Poinformował o tym sztab Wiktara Babaryki, niedoszłego kandydata w sierpniowych wyborach prezydenckich na Białorusi, powołując się na prawniczkę opozycjonistki. Maryja Kalesnikawa była koordynatorką sztabu.
Adwokat Ludmiła Kazak spotkała się z Kalesnikawą przebywajacą w mińskim areszcie. Prawniczka poinformowała, że jej klientka przebywa w celi z sześcioma innymi osobami i czuje się dobrze, pomimo przeżytego stresu. W areszcie udzielano jej pomocy medycznej, ponieważ miała skoki ciśnienia i bolało ją serce. Ma siniaki, ponieważ siłą wpychano ją do samochodu, którym miała opuścić Białoruś. Kazak zamierza zażądać przeprowadzenia obdukcji.
Nieznani ludzie zatrzymali ją 7 września, rano, na ulicy w Mińsku. Ze słów jej prawniczki wynika, że następnie przewieziono ją do siedziby wydziału do walki z zorganizowaną przestępczością, gdzie spędziła około połowy dnia. Potem trafiła do KGB i tam żądano od niej zgody na wyjazd za granicę. W nocy wywieziono opozycjonistkę na granicę białorusko-ukraińską i siłą próbowano zmusić do opuszczenia kraju. Z relacji współpracowników Kalesnikawej Antona Radniankaua i Iwana Kraucoua, aby tego uniknąć, porwała ona paszport i przez okno wydostała się z auta, którym razem jechali. Te słowa potwierdziła sama opozycjonistka.
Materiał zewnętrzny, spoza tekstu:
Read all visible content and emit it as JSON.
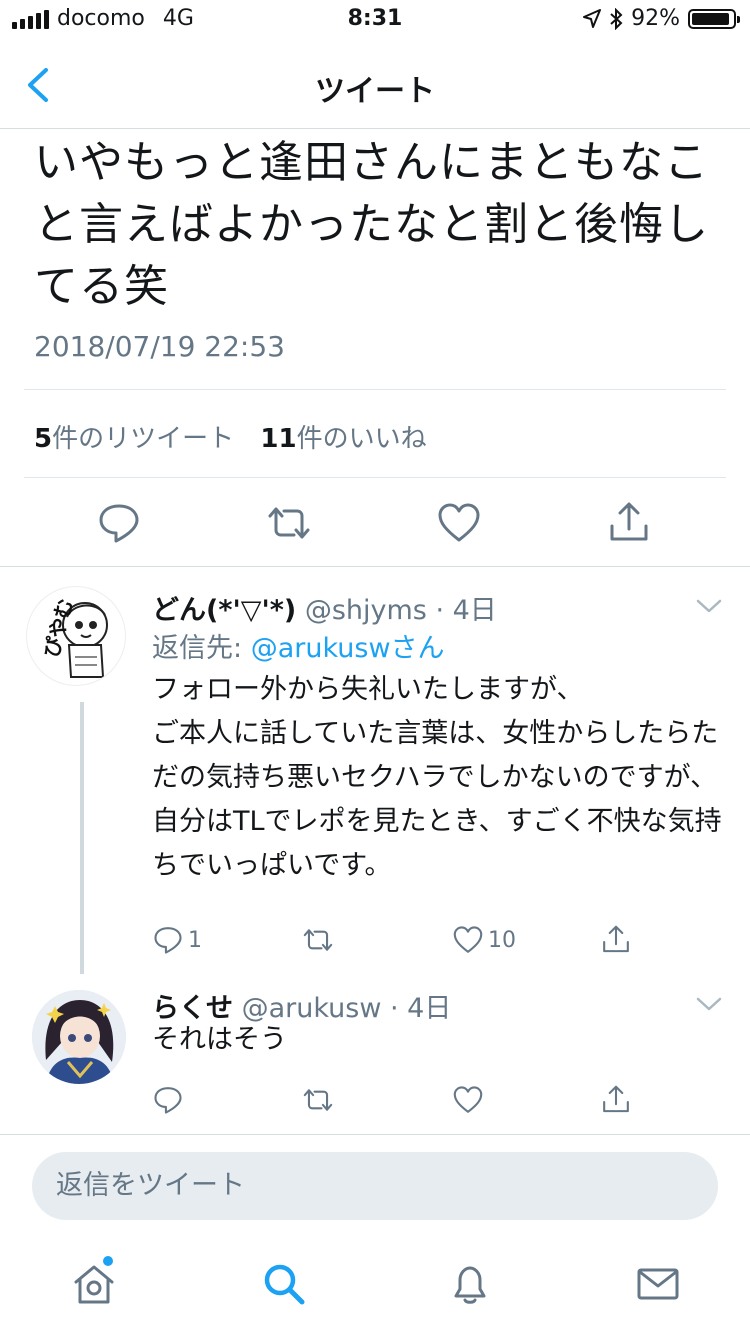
{
  "status_bar": {
    "carrier": "docomo",
    "network": "4G",
    "time": "8:31",
    "battery_text": "92%",
    "battery_level": 0.92
  },
  "nav": {
    "title": "ツイート"
  },
  "tweet": {
    "text": "いやもっと逢田さんにまともなこと言えばよかったなと割と後悔してる笑",
    "datetime": "2018/07/19 22:53",
    "retweet_count": "5",
    "retweet_label": "件のリツイート",
    "like_count": "11",
    "like_label": "件のいいね"
  },
  "replies": [
    {
      "name": "どん(*'▽'*)",
      "handle": "@shjyms",
      "time": "· 4日",
      "reply_to_prefix": "返信先:",
      "reply_to_user": "@aruku­swさん",
      "body": "フォロー外から失礼いたしますが、\nご本人に話していた言葉は、女性からしたらただの気持ち悪いセクハラでしかないのですが、\n自分はTLでレポを見たとき、すごく不快な気持ちでいっぱいです。",
      "reply_count": "1",
      "like_count": "10",
      "avatar_text": "ぴやむ"
    },
    {
      "name": "らくせ",
      "handle": "@arukusw",
      "time": "· 4日",
      "body": "それはそう"
    }
  ],
  "compose": {
    "placeholder": "返信をツイート"
  },
  "icons": {
    "back": "chevron-left-icon",
    "reply": "reply-icon",
    "retweet": "retweet-icon",
    "like": "heart-icon",
    "share": "share-icon",
    "home": "home-icon",
    "search": "search-icon",
    "notifications": "bell-icon",
    "messages": "mail-icon"
  },
  "colors": {
    "accent": "#1da1f2",
    "secondary_text": "#657786",
    "divider": "#e1e8ed"
  }
}
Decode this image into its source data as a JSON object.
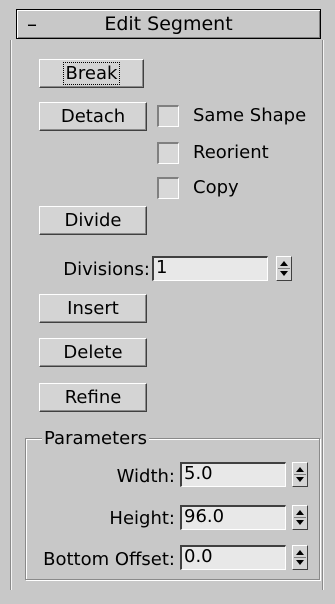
{
  "rollout": {
    "title": "Edit Segment",
    "collapse_symbol": "–"
  },
  "buttons": {
    "break": "Break",
    "detach": "Detach",
    "divide": "Divide",
    "insert": "Insert",
    "delete": "Delete",
    "refine": "Refine"
  },
  "checkboxes": {
    "same_shape": {
      "label": "Same Shape",
      "checked": false
    },
    "reorient": {
      "label": "Reorient",
      "checked": false
    },
    "copy": {
      "label": "Copy",
      "checked": false
    }
  },
  "divisions": {
    "label": "Divisions:",
    "value": "1"
  },
  "parameters": {
    "title": "Parameters",
    "width": {
      "label": "Width:",
      "value": "5.0"
    },
    "height": {
      "label": "Height:",
      "value": "96.0"
    },
    "bottom_offset": {
      "label": "Bottom Offset:",
      "value": "0.0"
    }
  }
}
Z relacji prawniczki wynika, że Kalesnikawa uważa, że została porwana i zamierza prawnie domagać się ustalenia i ukarania sprawców. Potwierdziła słowa Kraucoua i Radniankoua dotyczące prób siłowego wywiezienia jej poza granice kraju.
Dziś ma się odbyć przesłuchanie Kalesnikawej. Wieczorem ojciec przekazał jej do aresztu niezbędne rzeczy.
Kalesnikawa jest podejrzana o „wezwania do przejęcia władzy” w ramach postępowania wszczętego przez Komitet Śledczy wobec opozycyjnej Rady Koordynacyjnej, której jest członkinią. Grozi jej kara pozbawienia wolności od dwóch do pięciu lat.